Sarah: And I think we can foster this tendency to synthesis in our own consciousness by developing an attitude of inclusiveness. In other words, using it towards one’s fellow human beings, thinking of the common ground that one shares with the people on the same subway car that you are on. Look around at all the diversity of people and imagine that all of you share the same creator and the same goal. Whether you will reach it now or later depends on each individual, but we are all headed in the same direction. So, there’s an inclusiveness that fosters synthesis.
Robert: Does the Law of Attraction also mean that what we think about most strongly is what we attract to us?

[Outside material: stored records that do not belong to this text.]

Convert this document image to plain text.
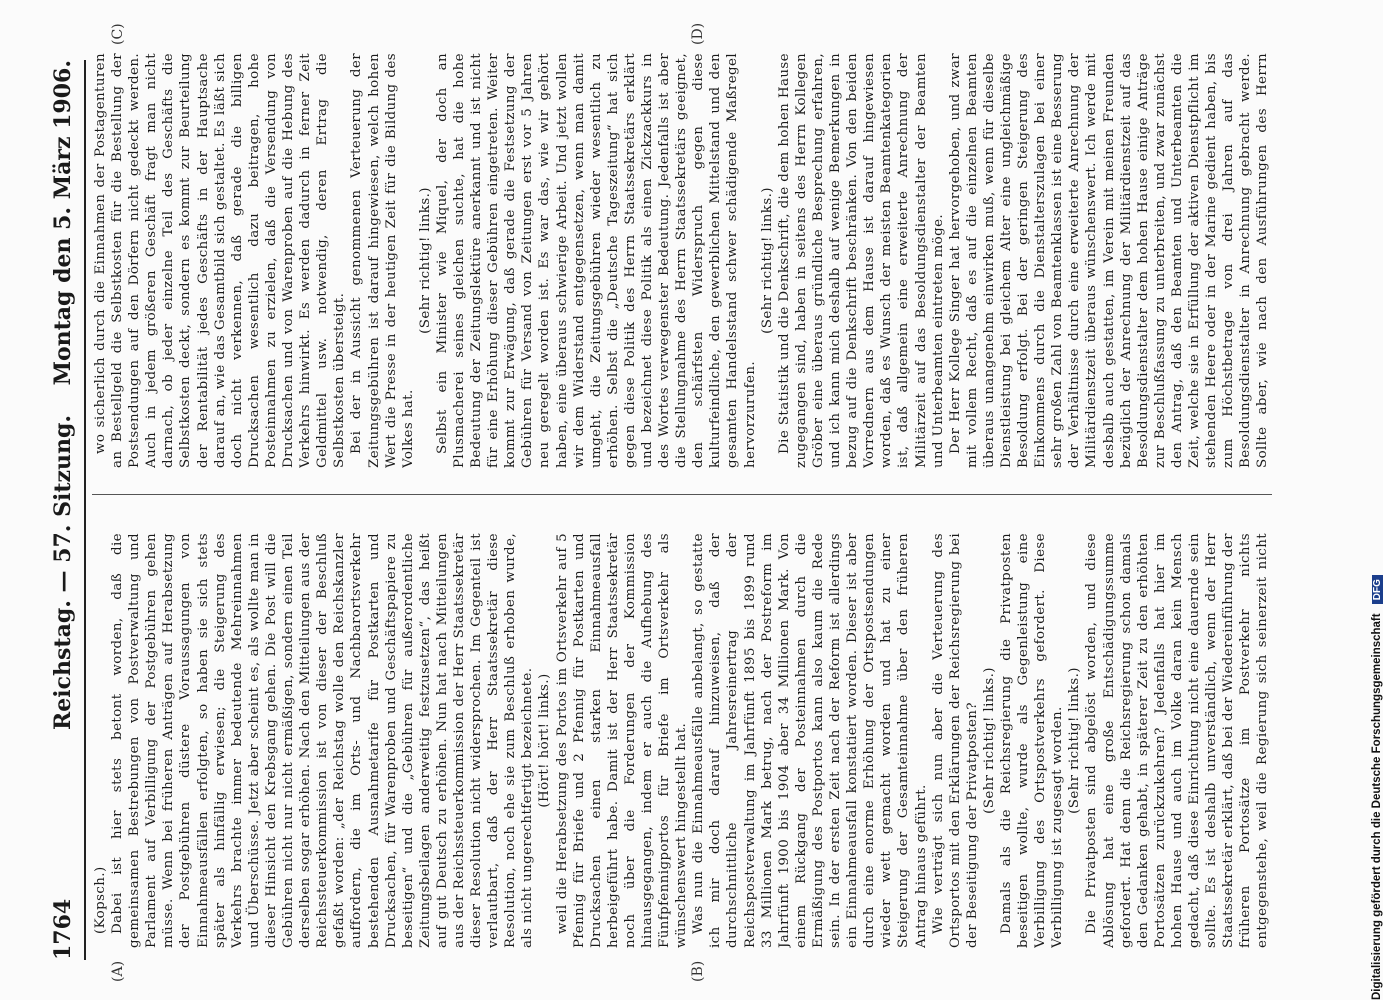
1764
Reichstag. — 57. Sitzung.
Montag den 5. März 1906.
(A)	(B)
(C)	(D)

(Kopsch.) Dabei ist hier stets betont worden, daß die gemeinsamen Bestrebungen von Postverwaltung und Parlament auf Verbilligung der Postgebühren gehen müsse. Wenn bei früheren Anträgen auf Herabsetzung der Postgebühren düstere Voraussagungen von Einnahmeausfällen erfolgten, so haben sie sich stets später als hinfällig erwiesen; die Steigerung des Verkehrs brachte immer bedeutende Mehreinnahmen und Überschüsse. Jetzt aber scheint es, als wollte man in dieser Hinsicht den Krebsgang gehen. Die Post will die Gebühren nicht nur nicht ermäßigen, sondern einen Teil derselben sogar erhöhen. Nach den Mitteilungen aus der Reichssteuerkommission ist von dieser der Beschluß gefaßt worden: „der Reichstag wolle den Reichskanzler auffordern, die im Orts- und Nachbarortsverkehr bestehenden Ausnahmetarife für Postkarten und Drucksachen, für Warenproben und Geschäftspapiere zu beseitigen“ und die „Gebühren für außerordentliche Zeitungsbeilagen anderweitig festzusetzen“, das heißt auf gut Deutsch zu erhöhen. Nun hat nach Mitteilungen aus der Reichssteuerkommission der Herr Staatssekretär dieser Resolution nicht widersprochen. Im Gegenteil ist verlautbart, daß der Herr Staatssekretär diese Resolution, noch ehe sie zum Beschluß erhoben wurde, als nicht ungerechtfertigt bezeichnete. (Hört! hört! links.) weil die Herabsetzung des Portos im Ortsverkehr auf 5 Pfennig für Briefe und 2 Pfennig für Postkarten und Drucksachen einen starken Einnahmeausfall herbeigeführt habe. Damit ist der Herr Staatssekretär noch über die Forderungen der Kommission hinausgegangen, indem er auch die Aufhebung des Fünfpfennigportos für Briefe im Ortsverkehr als wünschenswert hingestellt hat. Was nun die Einnahmeausfälle anbelangt, so gestatte ich mir doch darauf hinzuweisen, daß der durchschnittliche Jahresreinertrag der Reichspostverwaltung im Jahrfünft 1895 bis 1899 rund 33 Millionen Mark betrug, nach der Postreform im Jahrfünft 1900 bis 1904 aber 34 Millionen Mark. Von einem Rückgang der Posteinnahmen durch die Ermäßigung des Postportos kann also kaum die Rede sein. In der ersten Zeit nach der Reform ist allerdings ein Einnahmeausfall konstatiert worden. Dieser ist aber durch eine enorme Erhöhung der Ortspostsendungen wieder wett gemacht worden und hat zu einer Steigerung der Gesamteinnahme über den früheren Antrag hinaus geführt. Wie verträgt sich nun aber die Verteuerung des Ortsportos mit den Erklärungen der Reichsregierung bei der Beseitigung der Privatposten? (Sehr richtig! links.) Damals als die Reichsregierung die Privatposten beseitigen wollte, wurde als Gegenleistung eine Verbilligung des Ortspostverkehrs gefordert. Diese Verbilligung ist zugesagt worden. (Sehr richtig! links.)

Die Privatposten sind abgelöst worden, und diese Ablösung hat eine große Entschädigungssumme gefordert. Hat denn die Reichsregierung schon damals den Gedanken gehabt, in späterer Zeit zu den erhöhten Portosätzen zurückzukehren? Jedenfalls hat hier im hohen Hause und auch im Volke daran kein Mensch gedacht, daß diese Einrichtung nicht eine dauernde sein sollte. Es ist deshalb unverständlich, wenn der Herr Staatssekretär erklärt, daß bei der Wiedereinführung der früheren Portosätze im Postverkehr nichts entgegenstehe, weil die Regierung sich seinerzeit nicht

wo sicherlich durch die Einnahmen der Postagenturen an Bestellgeld die Selbstkosten für die Bestellung der Postsendungen auf den Dörfern nicht gedeckt werden. Auch in jedem größeren Geschäft fragt man nicht darnach, ob jeder einzelne Teil des Geschäfts die Selbstkosten deckt, sondern es kommt zur Beurteilung der Rentabilität jedes Geschäfts in der Hauptsache darauf an, wie das Gesamtbild sich gestaltet. Es läßt sich doch nicht verkennen, daß gerade die billigen Drucksachen wesentlich dazu beitragen, hohe Posteinnahmen zu erzielen, daß die Versendung von Drucksachen und von Warenproben auf die Hebung des Verkehrs hinwirkt. Es werden dadurch in ferner Zeit Geldmittel usw. notwendig, deren Ertrag die Selbstkosten übersteigt. Bei der in Aussicht genommenen Verteuerung der Zeitungsgebühren ist darauf hingewiesen, welch hohen Wert die Presse in der heutigen Zeit für die Bildung des Volkes hat.

(Sehr richtig! links.) Selbst ein Minister wie Miquel, der doch an Plusmacherei seines gleichen suchte, hat die hohe Bedeutung der Zeitungslektüre anerkannt und ist nicht für eine Erhöhung dieser Gebühren eingetreten. Weiter kommt zur Erwägung, daß gerade die Festsetzung der Gebühren für Versand von Zeitungen erst vor 5 Jahren neu geregelt worden ist. Es war das, wie wir gehört haben, eine überaus schwierige Arbeit. Und jetzt wollen wir dem Widerstand entgegensetzen, wenn man damit umgeht, die Zeitungsgebühren wieder wesentlich zu erhöhen. Selbst die „Deutsche Tageszeitung“ hat sich gegen diese Politik des Herrn Staatssekretärs erklärt und bezeichnet diese Politik als einen Zickzackkurs in des Wortes verwegenster Bedeutung. Jedenfalls ist aber die Stellungnahme des Herrn Staatssekretärs geeignet, den schärfsten Widerspruch gegen diese kulturfeindliche, den gewerblichen Mittelstand und den gesamten Handelsstand schwer schädigende Maßregel hervorzurufen.

(Sehr richtig! links.) Die Statistik und die Denkschrift, die dem hohen Hause zugegangen sind, haben in seitens des Herrn Kollegen Gröber eine überaus gründliche Besprechung erfahren, und ich kann mich deshalb auf wenige Bemerkungen in bezug auf die Denkschrift beschränken. Von den beiden Vorrednern aus dem Hause ist darauf hingewiesen worden, daß es Wunsch der meisten Beamtenkategorien ist, daß allgemein eine erweiterte Anrechnung der Militärzeit auf das Besoldungsdienstalter der Beamten und Unterbeamten eintreten möge. Der Herr Kollege Singer hat hervorgehoben, und zwar mit vollem Recht, daß es auf die einzelnen Beamten überaus unangenehm einwirken muß, wenn für dieselbe Dienstleistung bei gleichem Alter eine ungleichmäßige Besoldung erfolgt. Bei der geringen Steigerung des Einkommens durch die Dienstalterszulagen bei einer sehr großen Zahl von Beamtenklassen ist eine Besserung der Verhältnisse durch eine erweiterte Anrechnung der Militärdienstzeit überaus wünschenswert. Ich werde mit desbalb auch gestatten, im Verein mit meinen Freunden bezüglich der Anrechnung der Militärdienstzeit auf das Besoldungsdienstalter dem hohen Hause einige Anträge zur Beschlußfassung zu unterbreiten, und zwar zunächst den Antrag, daß den Beamten und Unterbeamten die Zeit, welche sie in Erfüllung der aktiven Dienstpflicht im stehenden Heere oder in der Marine gedient haben, bis zum Höchstbetrage von drei Jahren auf das Besoldungsdienstalter in Anrechnung gebracht werde. Sollte aber, wie nach den Ausführungen des Herrn

Digitalisierung gefördert durch die Deutsche Forschungsgemeinschaft DFG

Sarah: Well, I suppose because it’s said that “like attracts like.” That which we are drawn to, whether it’s a person, a place or a thing, we eventually possess and in the possessing of that we learn its value.
Robert: Okay, thank you. And do you have any closing thoughts about spiritual laws?
Sarah: Well, just to reassert that laws govern the evolution of the human being, that these Laws of Synthesis, Economy and Attraction have to do with the Plan of God in a deeply mysterious way that we can’t really grasp.
Dale: Yes, and you mentioned the Plan; these three laws are embodied or they actually underlie the words of the Great Invocation. We have the Law of Economy in “from the point of light within the mind of God,” expressing the need for light in the world. The Law of Attraction is expressed in the second verse, the love aspect. And the third, “let light and love and power restore the Plan on Earth,” the need for power to bring about this synthetic action. These are all expressed in the Great Invocation, and that’s one of the values we have.
Sarah: We could also add for our listeners that everything on the physical plane is governed by the Law of Economy, the wisest expenditure of energy and effort, and when we evade this law, we see disease, fatigue and wasted, fruitless efforts. We can begin to see its demonstration right within our own lives.
Robert: That’s about all the time we have for our discussion today. You’ve been listening to “Inner Sight.” Now we would like to close with a world prayer called the Great Invocation. It’s a call for light and love and goodwill to flow into the world and into our hearts. Let’s listen for a moment to these powerful words.
Sarah: Closes the program by reciting the adapted version of the Great Invocation.
(This is an edited transcript of a recorded radio program called “Inner Sight.” This conversation was recorded between the host, Robert Anderson, and the then President and Vice-President of Lucis Trust, Sarah and Dale McKechnie.)